- Date: 16–22 April
- Edition: 8th
- Draw: 32S / 16D
- Surface: Hard
- Location: Guadalajara, Mexico

Champions

Singles
- Marcelo Arévalo

Doubles
- Marcelo Arévalo / Miguel Ángel Reyes-Varela
- ← 2017 · Jalisco Open

= 2018 Jalisco Open =

The 2018 Jalisco Open was a professional tennis tournament played on hard courts. It was the eighth edition of the tournament which was part of the 2018 ATP Challenger Tour. It took place in Guadalajara, Mexico between 16 and 22 April 2018.

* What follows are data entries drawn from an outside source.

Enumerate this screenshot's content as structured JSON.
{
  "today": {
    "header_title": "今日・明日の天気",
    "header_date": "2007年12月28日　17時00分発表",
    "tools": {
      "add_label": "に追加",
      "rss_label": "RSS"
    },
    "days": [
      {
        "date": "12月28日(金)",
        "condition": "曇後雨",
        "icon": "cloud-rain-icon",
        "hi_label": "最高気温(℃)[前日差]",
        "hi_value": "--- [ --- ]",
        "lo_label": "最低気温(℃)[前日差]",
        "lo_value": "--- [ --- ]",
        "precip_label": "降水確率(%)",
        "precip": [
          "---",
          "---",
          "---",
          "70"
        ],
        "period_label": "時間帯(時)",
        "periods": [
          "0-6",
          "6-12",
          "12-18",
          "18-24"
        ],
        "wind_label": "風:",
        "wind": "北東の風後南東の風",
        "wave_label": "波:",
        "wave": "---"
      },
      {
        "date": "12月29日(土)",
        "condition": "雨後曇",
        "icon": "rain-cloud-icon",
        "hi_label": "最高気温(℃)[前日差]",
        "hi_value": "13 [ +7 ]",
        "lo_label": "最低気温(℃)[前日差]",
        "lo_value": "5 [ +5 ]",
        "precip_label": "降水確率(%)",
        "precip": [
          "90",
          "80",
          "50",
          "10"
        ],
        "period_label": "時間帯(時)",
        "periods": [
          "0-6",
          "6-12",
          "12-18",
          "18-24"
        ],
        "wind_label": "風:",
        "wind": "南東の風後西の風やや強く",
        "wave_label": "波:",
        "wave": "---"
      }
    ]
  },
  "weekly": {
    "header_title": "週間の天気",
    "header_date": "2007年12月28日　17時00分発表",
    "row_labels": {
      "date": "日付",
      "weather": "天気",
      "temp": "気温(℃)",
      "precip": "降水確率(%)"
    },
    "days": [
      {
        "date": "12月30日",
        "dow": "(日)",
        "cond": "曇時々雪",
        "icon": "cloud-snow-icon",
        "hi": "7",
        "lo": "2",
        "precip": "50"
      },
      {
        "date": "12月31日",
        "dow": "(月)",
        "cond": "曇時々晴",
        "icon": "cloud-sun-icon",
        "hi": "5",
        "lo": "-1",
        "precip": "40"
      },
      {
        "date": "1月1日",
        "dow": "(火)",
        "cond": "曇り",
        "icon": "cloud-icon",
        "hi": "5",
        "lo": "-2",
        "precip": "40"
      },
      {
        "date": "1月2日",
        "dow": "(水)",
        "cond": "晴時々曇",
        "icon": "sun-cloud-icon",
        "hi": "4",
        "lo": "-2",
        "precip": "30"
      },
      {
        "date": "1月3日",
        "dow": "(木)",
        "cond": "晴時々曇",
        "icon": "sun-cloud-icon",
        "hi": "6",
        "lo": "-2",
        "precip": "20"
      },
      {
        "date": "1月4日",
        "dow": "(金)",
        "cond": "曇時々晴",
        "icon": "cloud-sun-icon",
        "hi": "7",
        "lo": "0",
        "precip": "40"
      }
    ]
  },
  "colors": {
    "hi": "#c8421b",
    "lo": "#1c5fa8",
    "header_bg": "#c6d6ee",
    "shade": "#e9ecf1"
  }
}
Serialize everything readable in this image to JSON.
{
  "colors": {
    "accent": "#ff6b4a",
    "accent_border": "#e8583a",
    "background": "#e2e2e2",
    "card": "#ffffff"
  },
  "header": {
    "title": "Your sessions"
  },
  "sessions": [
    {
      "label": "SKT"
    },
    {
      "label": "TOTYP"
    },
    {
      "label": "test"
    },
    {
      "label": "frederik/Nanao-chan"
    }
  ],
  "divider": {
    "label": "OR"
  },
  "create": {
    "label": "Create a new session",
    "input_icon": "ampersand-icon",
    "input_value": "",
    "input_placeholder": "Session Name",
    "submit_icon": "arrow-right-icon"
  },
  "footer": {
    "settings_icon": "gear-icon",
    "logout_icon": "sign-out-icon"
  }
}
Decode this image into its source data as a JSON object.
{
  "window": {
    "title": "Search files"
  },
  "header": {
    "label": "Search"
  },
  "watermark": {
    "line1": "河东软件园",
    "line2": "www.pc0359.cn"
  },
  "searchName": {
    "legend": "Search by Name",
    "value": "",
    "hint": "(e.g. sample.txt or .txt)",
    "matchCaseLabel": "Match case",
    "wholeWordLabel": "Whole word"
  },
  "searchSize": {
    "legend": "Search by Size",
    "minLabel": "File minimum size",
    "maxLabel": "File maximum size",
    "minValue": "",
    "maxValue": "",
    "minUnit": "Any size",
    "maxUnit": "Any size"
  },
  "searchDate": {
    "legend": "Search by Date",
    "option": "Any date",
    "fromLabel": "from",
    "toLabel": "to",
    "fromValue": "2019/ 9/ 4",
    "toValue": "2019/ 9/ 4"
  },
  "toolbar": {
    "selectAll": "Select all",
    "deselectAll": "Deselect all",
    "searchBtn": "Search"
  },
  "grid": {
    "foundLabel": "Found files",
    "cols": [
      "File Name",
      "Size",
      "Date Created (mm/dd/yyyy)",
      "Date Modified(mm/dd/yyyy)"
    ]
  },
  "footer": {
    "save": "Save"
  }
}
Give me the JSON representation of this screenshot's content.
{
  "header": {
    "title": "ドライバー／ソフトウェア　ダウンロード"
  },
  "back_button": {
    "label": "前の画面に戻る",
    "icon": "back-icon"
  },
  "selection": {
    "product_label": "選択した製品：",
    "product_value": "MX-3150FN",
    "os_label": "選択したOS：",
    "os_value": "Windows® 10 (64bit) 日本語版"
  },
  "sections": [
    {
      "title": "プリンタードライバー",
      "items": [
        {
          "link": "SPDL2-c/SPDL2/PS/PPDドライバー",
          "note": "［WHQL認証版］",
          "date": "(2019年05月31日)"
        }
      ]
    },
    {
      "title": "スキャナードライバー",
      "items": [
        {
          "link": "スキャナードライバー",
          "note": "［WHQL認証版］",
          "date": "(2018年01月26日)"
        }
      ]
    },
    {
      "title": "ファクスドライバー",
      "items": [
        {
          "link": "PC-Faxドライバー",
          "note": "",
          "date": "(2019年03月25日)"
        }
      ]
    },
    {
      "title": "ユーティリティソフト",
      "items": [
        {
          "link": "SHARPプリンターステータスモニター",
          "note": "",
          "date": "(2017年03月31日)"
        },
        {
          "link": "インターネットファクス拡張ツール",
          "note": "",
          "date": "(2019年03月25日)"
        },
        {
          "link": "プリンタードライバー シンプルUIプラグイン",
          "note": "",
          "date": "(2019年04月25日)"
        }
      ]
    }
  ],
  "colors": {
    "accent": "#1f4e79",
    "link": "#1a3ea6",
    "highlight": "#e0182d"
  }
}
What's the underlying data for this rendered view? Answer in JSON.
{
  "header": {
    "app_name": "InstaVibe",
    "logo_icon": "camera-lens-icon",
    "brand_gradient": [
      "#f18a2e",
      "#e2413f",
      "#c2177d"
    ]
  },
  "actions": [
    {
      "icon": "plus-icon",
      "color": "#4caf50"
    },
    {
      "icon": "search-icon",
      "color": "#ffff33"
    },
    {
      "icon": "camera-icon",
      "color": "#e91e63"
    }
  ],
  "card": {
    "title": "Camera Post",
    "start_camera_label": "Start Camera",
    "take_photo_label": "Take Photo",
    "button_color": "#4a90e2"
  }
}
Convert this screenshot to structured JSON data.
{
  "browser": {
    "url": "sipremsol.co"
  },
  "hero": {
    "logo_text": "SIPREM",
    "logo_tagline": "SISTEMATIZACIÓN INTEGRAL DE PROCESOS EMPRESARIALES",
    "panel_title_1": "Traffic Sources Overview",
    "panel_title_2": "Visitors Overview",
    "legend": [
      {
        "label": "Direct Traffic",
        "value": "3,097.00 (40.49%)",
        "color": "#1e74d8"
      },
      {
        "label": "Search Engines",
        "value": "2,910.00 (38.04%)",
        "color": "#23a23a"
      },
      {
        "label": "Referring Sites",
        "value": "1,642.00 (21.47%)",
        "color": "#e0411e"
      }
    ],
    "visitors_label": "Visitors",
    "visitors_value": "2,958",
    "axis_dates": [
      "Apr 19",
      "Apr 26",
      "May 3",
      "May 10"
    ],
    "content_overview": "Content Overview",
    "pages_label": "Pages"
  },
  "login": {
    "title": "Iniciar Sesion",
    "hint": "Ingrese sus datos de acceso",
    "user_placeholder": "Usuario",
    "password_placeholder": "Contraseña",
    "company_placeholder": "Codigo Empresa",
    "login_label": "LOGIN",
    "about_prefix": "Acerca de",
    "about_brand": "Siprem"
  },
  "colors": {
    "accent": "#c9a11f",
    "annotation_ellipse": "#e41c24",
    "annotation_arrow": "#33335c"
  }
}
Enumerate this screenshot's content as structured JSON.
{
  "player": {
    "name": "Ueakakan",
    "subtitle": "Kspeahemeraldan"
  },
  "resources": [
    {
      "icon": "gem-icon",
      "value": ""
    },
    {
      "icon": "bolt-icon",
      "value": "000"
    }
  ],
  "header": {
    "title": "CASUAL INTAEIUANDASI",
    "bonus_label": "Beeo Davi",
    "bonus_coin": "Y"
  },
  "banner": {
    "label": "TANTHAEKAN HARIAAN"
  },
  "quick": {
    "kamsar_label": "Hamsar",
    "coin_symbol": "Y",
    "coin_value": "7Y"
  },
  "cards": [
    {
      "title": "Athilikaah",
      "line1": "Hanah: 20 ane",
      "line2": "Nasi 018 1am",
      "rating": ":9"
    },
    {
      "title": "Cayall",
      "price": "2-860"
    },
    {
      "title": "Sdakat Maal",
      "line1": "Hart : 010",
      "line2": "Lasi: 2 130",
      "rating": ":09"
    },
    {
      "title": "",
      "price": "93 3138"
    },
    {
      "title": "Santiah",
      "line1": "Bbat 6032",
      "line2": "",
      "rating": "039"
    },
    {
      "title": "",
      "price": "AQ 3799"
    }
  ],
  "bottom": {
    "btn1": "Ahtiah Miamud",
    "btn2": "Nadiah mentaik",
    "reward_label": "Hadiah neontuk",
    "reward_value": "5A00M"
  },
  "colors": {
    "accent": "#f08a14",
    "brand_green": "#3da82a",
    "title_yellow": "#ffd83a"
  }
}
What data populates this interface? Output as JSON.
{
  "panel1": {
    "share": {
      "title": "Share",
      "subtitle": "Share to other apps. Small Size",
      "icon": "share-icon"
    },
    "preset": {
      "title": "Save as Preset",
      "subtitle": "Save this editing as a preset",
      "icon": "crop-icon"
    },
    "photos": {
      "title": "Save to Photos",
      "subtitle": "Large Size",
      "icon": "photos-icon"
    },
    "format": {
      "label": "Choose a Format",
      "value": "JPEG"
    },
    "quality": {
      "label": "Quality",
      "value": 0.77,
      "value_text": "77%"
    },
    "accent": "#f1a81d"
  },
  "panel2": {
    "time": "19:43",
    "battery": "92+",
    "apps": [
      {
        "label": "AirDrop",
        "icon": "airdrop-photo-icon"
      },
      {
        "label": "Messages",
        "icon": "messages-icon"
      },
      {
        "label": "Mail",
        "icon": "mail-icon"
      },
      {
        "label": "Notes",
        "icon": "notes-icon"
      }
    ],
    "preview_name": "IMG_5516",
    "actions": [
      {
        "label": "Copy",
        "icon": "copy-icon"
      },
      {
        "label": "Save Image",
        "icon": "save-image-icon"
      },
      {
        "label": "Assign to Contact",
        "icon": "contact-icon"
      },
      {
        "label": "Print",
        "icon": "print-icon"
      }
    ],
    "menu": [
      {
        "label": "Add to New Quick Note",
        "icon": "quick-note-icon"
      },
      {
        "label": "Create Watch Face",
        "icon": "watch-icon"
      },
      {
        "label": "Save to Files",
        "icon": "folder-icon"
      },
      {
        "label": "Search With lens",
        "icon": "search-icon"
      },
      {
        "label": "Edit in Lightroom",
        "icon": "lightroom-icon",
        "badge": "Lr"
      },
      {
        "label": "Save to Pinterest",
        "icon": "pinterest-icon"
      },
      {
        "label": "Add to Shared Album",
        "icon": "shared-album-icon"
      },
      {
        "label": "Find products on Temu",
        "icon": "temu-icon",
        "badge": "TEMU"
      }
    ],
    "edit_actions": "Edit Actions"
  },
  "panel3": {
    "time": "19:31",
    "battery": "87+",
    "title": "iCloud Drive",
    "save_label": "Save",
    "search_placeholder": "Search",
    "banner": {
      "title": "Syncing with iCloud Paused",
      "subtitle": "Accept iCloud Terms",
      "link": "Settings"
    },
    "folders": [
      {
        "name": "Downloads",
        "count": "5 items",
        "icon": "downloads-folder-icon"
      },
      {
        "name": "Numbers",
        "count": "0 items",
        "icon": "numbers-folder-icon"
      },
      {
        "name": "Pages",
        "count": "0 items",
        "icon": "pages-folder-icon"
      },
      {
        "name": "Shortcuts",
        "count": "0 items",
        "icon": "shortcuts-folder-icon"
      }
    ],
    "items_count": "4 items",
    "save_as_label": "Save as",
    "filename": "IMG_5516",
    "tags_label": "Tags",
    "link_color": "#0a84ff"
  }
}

==Singles main-draw entrants==
===Seeds===

| Country | Player | Rank^{1} | Seed |
|---|---|---|---|
| ESP | Adrián Menéndez Maceiras | 141 | 1 |
| GER | Mats Moraing | 156 | 2 |
| USA | Dennis Novikov | 167 | 3 |
| CAN | Filip Peliwo | 169 | 4 |
| USA | Kevin King | 171 | 5 |
| ESA | Marcelo Arévalo | 174 | 6 |
| DOM | Víctor Estrella Burgos | 177 | 7 |
| BAR | Darian King | 183 | 8 |

- ^{1} Rankings as of April 9, 2018.

===Other entrants===
The following players received wildcards into the singles main draw:
- MEX Tigre Hank
- MEX Gerardo López Villaseñor
- MEX Luis Patiño
- MEX Manuel Sánchez

The following players received entry into the singles main draw as alternates:
- DOM José Hernández-Fernández
- CRO Ante Pavić

The following players received entry from the qualifying draw:
- ECU Gonzalo Escobar
- ITA Federico Gaio
- BRA João Souza
- GBR James Ward

==Champions==
===Singles===

- ESA Marcelo Arévalo def. USA Christopher Eubanks 6–4, 5–7, 7–6^{(7–4)}.

===Doubles===

- ESA Marcelo Arévalo / MEX Miguel Ángel Reyes-Varela def. GBR Brydan Klein / RSA Ruan Roelofse 7–6^{(7–3)}, 7–5.